Sunday, June 17, 2007

If....


If...; drama, UK, 1968; D: Lindsay Anderson, S: Malcolm McDowell, Arthur Lowe, Peter Jeffrey, David Wood, Richard Warcwick, Christine Noonan

Mick Travis is a slightly rebellious student in an English public school, friends with his classmates Knightly and Wallace. But they are oppressed by the „Whips“, senior boys given authority as prefects of younger students. Denson is one of the most hated „Whips“. Travis' room is full with posters and rebellious ideas. One day he even goes to the city, steals a motorcycle and kisses a girl working in a restaurant. Travis is disrespectful over their authority, so the „Whips“ decide to teach him, Knightly and Wallace a lesson – they whip them in the gym. From that point on, the three friends decide to make a revolt: they buy real bullets, cause a smoke in the church, only to start randomly shooting from the roof at the mass coming out of the building.
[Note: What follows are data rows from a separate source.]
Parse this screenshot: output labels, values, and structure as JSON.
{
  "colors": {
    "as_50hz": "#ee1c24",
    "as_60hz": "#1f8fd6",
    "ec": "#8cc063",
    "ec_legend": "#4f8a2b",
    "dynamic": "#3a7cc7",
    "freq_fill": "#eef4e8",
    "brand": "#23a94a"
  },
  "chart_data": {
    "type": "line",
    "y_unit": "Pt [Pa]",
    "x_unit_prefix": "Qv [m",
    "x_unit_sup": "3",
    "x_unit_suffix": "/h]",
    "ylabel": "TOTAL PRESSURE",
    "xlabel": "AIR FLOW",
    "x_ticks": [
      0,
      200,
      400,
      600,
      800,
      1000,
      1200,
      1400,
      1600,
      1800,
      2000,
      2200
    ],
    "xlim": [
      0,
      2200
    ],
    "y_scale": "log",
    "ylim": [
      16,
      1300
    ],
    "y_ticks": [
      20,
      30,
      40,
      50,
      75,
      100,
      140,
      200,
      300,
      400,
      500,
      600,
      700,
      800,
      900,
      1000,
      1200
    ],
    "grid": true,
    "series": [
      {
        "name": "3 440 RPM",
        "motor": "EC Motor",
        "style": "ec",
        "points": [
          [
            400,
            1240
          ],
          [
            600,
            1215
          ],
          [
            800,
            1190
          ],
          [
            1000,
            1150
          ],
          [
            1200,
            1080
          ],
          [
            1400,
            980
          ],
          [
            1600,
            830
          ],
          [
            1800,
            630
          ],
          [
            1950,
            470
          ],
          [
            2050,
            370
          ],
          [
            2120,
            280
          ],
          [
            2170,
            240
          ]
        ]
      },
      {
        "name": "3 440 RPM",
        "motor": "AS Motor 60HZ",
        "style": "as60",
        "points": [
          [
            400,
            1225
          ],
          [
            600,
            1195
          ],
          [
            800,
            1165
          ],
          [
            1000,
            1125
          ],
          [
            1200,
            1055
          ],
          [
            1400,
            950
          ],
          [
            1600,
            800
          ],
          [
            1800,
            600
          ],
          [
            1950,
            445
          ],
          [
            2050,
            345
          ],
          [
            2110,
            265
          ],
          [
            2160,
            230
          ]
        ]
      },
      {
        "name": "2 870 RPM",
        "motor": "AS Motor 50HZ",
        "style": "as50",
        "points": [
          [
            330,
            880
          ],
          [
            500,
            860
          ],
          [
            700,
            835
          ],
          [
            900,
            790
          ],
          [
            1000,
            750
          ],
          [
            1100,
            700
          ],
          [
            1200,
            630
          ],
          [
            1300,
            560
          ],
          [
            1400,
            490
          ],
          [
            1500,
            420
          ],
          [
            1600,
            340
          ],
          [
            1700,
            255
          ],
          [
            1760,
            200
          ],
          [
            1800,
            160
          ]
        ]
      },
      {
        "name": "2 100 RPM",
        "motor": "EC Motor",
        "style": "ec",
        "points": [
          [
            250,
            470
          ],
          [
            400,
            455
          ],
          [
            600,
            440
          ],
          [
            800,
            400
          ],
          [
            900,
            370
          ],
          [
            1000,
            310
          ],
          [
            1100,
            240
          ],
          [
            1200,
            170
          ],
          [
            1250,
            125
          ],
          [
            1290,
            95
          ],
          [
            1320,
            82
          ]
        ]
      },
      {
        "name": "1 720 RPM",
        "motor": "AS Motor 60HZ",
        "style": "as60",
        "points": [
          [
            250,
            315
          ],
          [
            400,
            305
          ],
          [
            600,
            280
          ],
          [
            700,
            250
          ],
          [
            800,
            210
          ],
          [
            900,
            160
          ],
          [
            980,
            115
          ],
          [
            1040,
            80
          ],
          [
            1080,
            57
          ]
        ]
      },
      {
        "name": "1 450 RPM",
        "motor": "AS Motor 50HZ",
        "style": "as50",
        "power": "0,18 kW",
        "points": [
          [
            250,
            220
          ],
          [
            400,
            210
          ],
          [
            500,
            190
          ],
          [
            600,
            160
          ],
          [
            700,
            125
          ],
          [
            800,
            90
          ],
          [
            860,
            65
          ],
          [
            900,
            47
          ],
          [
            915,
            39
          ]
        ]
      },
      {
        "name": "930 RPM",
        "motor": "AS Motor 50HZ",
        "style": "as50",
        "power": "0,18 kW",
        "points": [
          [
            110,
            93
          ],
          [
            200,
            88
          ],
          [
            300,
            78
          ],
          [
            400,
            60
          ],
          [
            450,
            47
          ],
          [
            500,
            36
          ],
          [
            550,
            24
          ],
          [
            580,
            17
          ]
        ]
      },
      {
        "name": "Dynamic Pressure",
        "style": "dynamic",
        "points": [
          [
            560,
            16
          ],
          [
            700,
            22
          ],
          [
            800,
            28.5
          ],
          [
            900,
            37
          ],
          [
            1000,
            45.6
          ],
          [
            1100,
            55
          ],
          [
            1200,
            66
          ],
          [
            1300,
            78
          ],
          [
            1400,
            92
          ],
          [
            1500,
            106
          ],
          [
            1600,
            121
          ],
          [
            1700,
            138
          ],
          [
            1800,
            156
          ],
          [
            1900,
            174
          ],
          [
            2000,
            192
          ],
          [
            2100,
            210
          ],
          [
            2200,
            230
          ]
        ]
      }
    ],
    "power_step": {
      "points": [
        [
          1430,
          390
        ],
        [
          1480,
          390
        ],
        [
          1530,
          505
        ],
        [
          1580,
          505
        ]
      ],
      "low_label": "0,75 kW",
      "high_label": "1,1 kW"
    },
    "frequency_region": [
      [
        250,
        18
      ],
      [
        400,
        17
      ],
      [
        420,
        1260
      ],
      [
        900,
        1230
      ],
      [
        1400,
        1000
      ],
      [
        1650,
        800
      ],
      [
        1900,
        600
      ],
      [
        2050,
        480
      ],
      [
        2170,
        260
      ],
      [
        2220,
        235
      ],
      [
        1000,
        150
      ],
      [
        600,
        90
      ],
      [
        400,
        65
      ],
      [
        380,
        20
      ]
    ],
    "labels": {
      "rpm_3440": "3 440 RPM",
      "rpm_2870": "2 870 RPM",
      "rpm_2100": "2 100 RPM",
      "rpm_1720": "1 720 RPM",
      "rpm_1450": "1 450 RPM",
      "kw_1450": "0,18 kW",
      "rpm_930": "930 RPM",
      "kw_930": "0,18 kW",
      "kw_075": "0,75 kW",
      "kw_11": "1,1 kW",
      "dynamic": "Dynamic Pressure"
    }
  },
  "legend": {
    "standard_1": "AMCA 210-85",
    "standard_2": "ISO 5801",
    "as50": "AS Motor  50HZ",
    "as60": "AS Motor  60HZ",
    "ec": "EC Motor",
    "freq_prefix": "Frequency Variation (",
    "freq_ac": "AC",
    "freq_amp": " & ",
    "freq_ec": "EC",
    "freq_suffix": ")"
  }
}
Winner of the Golden Palm in Cannes, „If...“ is an unusual adolescence/ school film about repression that coincidentally gained a lot of hype since it was made in 1968, at the same time during the uprising in Paris. Static, heavy and demanding, „If...“ is at first rather confusing, hard to follow and surreal, but later on it gets all it's loose ends tied up just right and manifests slowly it's message about the revolt against the authority, in this case the younger students against the privileged older students, creating a strong drama with many symbols. The story is downright at the same time realistic (a student teases his overweight classmate by saying he is suffering from „Elephantiasis“, the students put Biles' head in the toilet, each boy lowers his pants so that a nurse can inspect their genitals...) and imaginative fantasy (the constant switch to black and white scenes, Travis and a girl wildly imitating tigers, a teacher entering the classroom with his bicycle...), constantly giving the director Lindsay Anderson space to experiment with the mood and mise-en-scene, showing no tolerance for dictatorship, but always objectively displaying the events. Wild, frenzy expressions from the actor Malcolm McDowell only enhance these motives. Slightly tedious, overstretched and too cold, and almost too surreal towards the end, „If...“ is a daring piece of escapism in film, making one only wonder what would have the film looked like if the ending was just the middle of the story.